Société

Il y a 100 ans, 10.000 Nama étaient massacrés

L'un des épisodes les plus sanglants de la colonisation allemande en Namibie, le massacre de 10.000 membres de la tribu Nama, sera commémoré ce week-end à l'occasion du centième anniversaire de la décapitation d'un chef révéré. L'ambassadeur allemand Arne Freiherr von Kittlitz doit prononcer un discours de réconciliation durant les cérémonies de commémoration dans la baie de Luderitz (sud), non loin de Shark Island (l'île aux requins) où le chef Cornelius Frederick avait été décapité alors qu'il était détenu comme prisonnier de guerre.

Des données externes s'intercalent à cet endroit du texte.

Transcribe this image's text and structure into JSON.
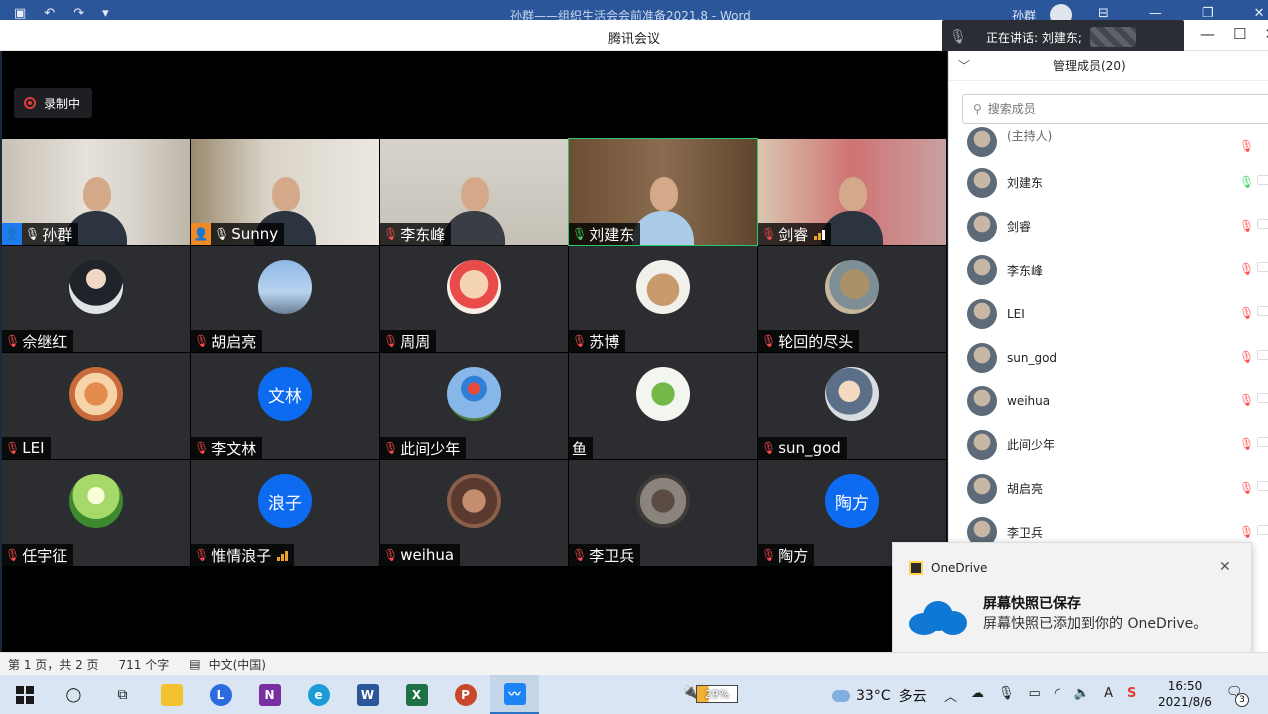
{
  "word": {
    "title": "孙群——组织生活会会前准备2021.8 - Word",
    "user": "孙群",
    "status": {
      "page": "第 1 页，共 2 页",
      "words": "711 个字",
      "lang": "中文(中国)"
    }
  },
  "meeting": {
    "title": "腾讯会议",
    "speaking": "正在讲话: 刘建东;",
    "recording": "录制中",
    "tiles": [
      {
        "name": "孙群",
        "host": true,
        "host_color": "#1e7cf2",
        "mic": "on"
      },
      {
        "name": "Sunny",
        "host": true,
        "host_color": "#f08a24",
        "mic": "on"
      },
      {
        "name": "李东峰",
        "mic": "muted"
      },
      {
        "name": "刘建东",
        "mic": "green"
      },
      {
        "name": "剑睿",
        "mic": "muted",
        "signal": true
      },
      {
        "name": "佘继红",
        "mic": "muted"
      },
      {
        "name": "胡启亮",
        "mic": "muted"
      },
      {
        "name": "周周",
        "mic": "muted"
      },
      {
        "name": "苏博",
        "mic": "muted"
      },
      {
        "name": "轮回的尽头",
        "mic": "muted"
      },
      {
        "name": "LEI",
        "mic": "muted"
      },
      {
        "name": "李文林",
        "avatar_text": "文林",
        "mic": "muted"
      },
      {
        "name": "此间少年",
        "mic": "muted"
      },
      {
        "name": "鱼",
        "mic": "none"
      },
      {
        "name": "sun_god",
        "mic": "muted"
      },
      {
        "name": "任宇征",
        "mic": "muted"
      },
      {
        "name": "惟情浪子",
        "avatar_text": "浪子",
        "mic": "muted",
        "signal": true
      },
      {
        "name": "weihua",
        "mic": "muted"
      },
      {
        "name": "李卫兵",
        "mic": "muted"
      },
      {
        "name": "陶方",
        "avatar_text": "陶方",
        "mic": "muted"
      }
    ]
  },
  "members": {
    "title": "管理成员(20)",
    "search_placeholder": "搜索成员",
    "host_label": "(主持人)",
    "list": [
      "刘建东",
      "剑睿",
      "李东峰",
      "LEI",
      "sun_god",
      "weihua",
      "此间少年",
      "胡启亮",
      "李卫兵"
    ]
  },
  "toast": {
    "app": "OneDrive",
    "title": "屏幕快照已保存",
    "message": "屏幕快照已添加到你的 OneDrive。"
  },
  "taskbar": {
    "battery": "29%",
    "temperature": "33°C",
    "weather": "多云",
    "time": "16:50",
    "date": "2021/8/6",
    "notifications": "3"
  }
}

L'exécution du chef des Nama le 16 février 1907 avait incarné la brutalité du régime colonial allemand imposé de 1884 à 1915 sur un territoire alors dénommé Sud-Ouest Africain.Des centaines de Namas sont attendus pour les deux jours de cérémonies, dont des descendants du chef Cornelius et d'autres victimes du massacre.

"Quelque 10.000 Namas, environ la moitié de notre tribu, ont été tués durant cette rébellion contre les Allemands entre 1903 et 1908, la plupart dans des camps de concentration, où les femmes et les enfants étaient aussi placés", a déclaré à des journalistes un descendant de Cornelius, le chef David Frederick.

Les Namas vivent aujourd'hui des deux côtés de la frontière entre la Namibie et l'Afrique du Sud. Originaires du Cap (sud-ouest de l'Afrique du Sud), ils ont été poussés vers le nord par les colons jusqu'à ce que certains traversent le fleuve Orange il y a deux siècles pour s'installer dans l'actuelle Namibie.

Leurs premières révoltes ont été répertoriées dans les années 1890 contre des fermiers allemands, mais ce n'est que pendant la décennie suivante que la rébellion en tant que telle a éclaté.

Petits de taille, les Namas étaient de bons cavaliers et bons tireurs, combattant en petits groupes. Ils se sentaient à l'aise aussi bien en terrain montagneux que dans les plaines désertiques.

Anna Fleermuis, 68 ans, ne recule pas devant les 800 km qui séparent Windhoek de Luderitz pour assister aux cérémonies, en dépit de douloureux rhumatismes.

"Je le dois à nos ancêtres", explique cette femme dont la grand-mère à survécu à son internement dans le camp de concentration de Shark Island.

"Elle nous a raconté à quel point elle avait eu froid durant ces trois ans d'enfermement alors qu'elle était toute jeune. Les gens mouraient comme des mouches, des cadavres étaient jetés aux requins dans l'Océan Atlantique."

Une centaine d'hommes avaient même été embarqués pour le Togo et le Cameroun et emprisonnés là-bas parce que les Allemands craignaient d'autres révoltes.

"Certains d'entre eux sont morts là-bas et sont enterrés en terre étrangère, les autres ne sont revenus qu'en 1913", raconte Mme Fleermuis.

Un professeur d'anatomie allemand, Eugen Fischer, s'était rendu dans le Sud-Ouest Africain en 1907 pour étudier les tribus locales et prouver sa théorie d'une soi-disant supériorité des Blancs sur les Noirs, publiée dans un livre en 1913 qui devait largement influencé la politique raciste nazie.

Dans sa "Chronologie de l'histoire namibienne", Klaus Dierks décrit comment Fischer, mort en 1967, s'est servi du corps du chef Fredericks pour des mesures anatomiques.

"Son cadavre décapité a été utilisé par Fischer pour démontrer ses théories raciales sur la supériorité de la race allemande", écrit Dierks, ajoutant que Fischer a également étudié les cadavres de 770 autres prisonniers.

Les Namas ont ces dernières années érigé un monument à la mémoire des victimes sur Shark Island.

Le gouvernement allemand a pour sa part annoncé une "initiative de développement spéciale" de 20 millions d'euros en 2005 pour les tribus Nama, Damara, Herero et San de Namibie, persécutées durant la colonisation.